Case Study: Boston University Study on Umbilical Cord Infections

“Research is what I’m doing when I don’t know what I’m doing.”  – Wernher Von Braun

Among all the research being done in the world, some very important work is performed right in our neck of the woods, that is― in New England. More specifically it is being carried out by one of our customers, Boston University (aka BU)―located in the lovely city of Boston, Massachusetts. The work BU’s Center for Global Health & Development (CGHD) is doing is outstanding and without it, we wouldn’t be making important advancements in research to ensure the health and survival of newborns in Zambia, a country in southern Africa.

Zambia babiesPer our contacts with the CGHD at Boston University:

Worldwide, each year nearly four million children die before they reach only four weeks of age and 1/3rd of those deaths are due to infection. In particular, contamination of a baby’s umbilical stump poses a significant risk of illness and death, especially among home births which are common in rural Zambia. To prevent this type of infection, we need to go back to where it typically begins―in the household. When the mother gives birth at home, the risk of contamination to the umbilical stump poses a major issue. 

Since November 2009, the CGHD has been working in partnership with the Zambia Ministry of Health to implement the Zambia Chlorhexidine Application Trial (ZamCAT). Researchers hypothesize that in order to effectively reduce the amount of neonatal infection and mortality, action needs to be taken immediately after birth. The aim of their study is to demonstrate whether a simple antiseptic wash, applied to the umbilical stump of newborns, will reduce infection and improve the survival rates of Zambian infants!

Enrollment of study subjects is now well underway and currently, about 42,000 pregnant Zambian women are being recruited for the study. Half of them will use a topical antiseptic wash daily for a period of one week to ten days after giving birth. The other half will care for their newborns as they have for ages based on the standard practice of “dry stump” care. This study seeks to determine whether or not local health workers and the mothers themselves can implement this home-based care in a rural African setting where neonatal mortality rates are highest. 

Since this program was launched, the researchers have worked to identify community-specific behaviors and practices related to cord care through discussions and in-depth interviews in the Southern Province of Zambia, where the trial is taking place. The results of those discussions and interviews helped in the design and implementation of a culturally-acceptable intervention process. 

The goal of this study is to provide a simple proven method to reduce newborn mortality. Similar research in Nepal found that the newborn mortality rate was reduced by 25% and up to 34% in children who had the first antiseptic wash within 24 hours of their birth. The intervention—which costs only pennies—would be an affordable, effective method to protect delicate newborns in their first four weeks of life in Zambia and has the potential to be applied in other areas of the developing world! 

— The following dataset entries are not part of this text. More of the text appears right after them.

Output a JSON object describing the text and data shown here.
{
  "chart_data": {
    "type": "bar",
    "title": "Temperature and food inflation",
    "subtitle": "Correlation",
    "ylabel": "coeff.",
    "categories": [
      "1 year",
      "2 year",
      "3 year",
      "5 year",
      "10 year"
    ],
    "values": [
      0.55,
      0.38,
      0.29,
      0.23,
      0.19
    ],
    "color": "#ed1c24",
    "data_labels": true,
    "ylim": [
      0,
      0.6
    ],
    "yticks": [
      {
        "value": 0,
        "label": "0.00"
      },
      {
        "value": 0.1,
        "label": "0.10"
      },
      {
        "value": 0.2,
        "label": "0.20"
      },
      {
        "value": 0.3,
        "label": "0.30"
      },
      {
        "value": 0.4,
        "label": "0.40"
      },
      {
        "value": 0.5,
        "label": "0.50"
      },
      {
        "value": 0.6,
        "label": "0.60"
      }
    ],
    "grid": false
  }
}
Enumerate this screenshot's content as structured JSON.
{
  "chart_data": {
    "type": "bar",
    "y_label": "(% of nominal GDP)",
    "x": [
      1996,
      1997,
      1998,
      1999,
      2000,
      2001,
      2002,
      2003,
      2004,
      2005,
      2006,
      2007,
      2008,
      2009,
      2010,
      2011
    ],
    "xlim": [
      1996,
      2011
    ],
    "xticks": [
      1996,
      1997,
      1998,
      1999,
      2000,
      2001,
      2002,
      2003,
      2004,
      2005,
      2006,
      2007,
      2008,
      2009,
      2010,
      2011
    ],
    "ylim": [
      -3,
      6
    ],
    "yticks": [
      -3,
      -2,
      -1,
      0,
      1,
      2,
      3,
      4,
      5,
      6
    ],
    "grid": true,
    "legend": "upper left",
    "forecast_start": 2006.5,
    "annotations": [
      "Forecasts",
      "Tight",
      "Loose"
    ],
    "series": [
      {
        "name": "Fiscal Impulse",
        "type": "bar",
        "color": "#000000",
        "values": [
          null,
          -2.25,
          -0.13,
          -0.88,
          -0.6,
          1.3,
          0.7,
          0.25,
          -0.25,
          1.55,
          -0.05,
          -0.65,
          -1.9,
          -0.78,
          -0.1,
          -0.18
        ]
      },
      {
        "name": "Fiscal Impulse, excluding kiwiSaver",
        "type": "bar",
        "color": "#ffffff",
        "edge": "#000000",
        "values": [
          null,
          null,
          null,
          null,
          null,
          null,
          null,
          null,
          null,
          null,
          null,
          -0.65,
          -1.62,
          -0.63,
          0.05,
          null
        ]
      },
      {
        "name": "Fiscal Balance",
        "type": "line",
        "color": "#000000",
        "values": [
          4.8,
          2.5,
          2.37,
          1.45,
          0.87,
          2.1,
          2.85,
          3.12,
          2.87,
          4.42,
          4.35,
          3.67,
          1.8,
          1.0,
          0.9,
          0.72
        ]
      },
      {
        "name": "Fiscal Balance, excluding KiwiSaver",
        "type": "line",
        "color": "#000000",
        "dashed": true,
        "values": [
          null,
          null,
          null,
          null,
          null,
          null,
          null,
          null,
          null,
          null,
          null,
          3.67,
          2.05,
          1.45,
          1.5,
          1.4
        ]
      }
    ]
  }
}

Electronic Imaging Materials, Inc. provides Boston University’s Center for Global Health & Development with a unique labeling system to fit their study’s design. For their first order, we supplied pre-printed sequentially numbered labels in “clusters” of 90 labels where each cluster corresponds with 380 mothers who took part in the study and where each mother had sets of 15 labels specifically assigned to her. That’s over 500,000 labels!” Recently, their order needs for this “cluster randomized control trial” have doubled as they expand their research and continue gathering valuable data on this life-changing work.

Our labels provide the thorough organization needed when this much raw data is acquired and must be retained in a very specific order and fashion. When it comes to data collection―in any type of study―it’s imperative that the data be managed correctly and with extreme care. As is often said in the research world “wrong data is bad data and bad data is no data” – simply stating the importance of being painstakingly cautious when handling data. By implementing a labeling system, these researchers are able to better track and manage the massive amount of data they deal with on a day-to-day basis for thousands of mothers and children.

Being able to provide them with a certain peace of mind and make their lives a bit easier is what EIM is so glad to accomplish here. We are just blown away with the incredible work being done by BU’s CGHD and everyone involved, and we are truly grateful for their dedication to what they love. They are an inspiration to us all!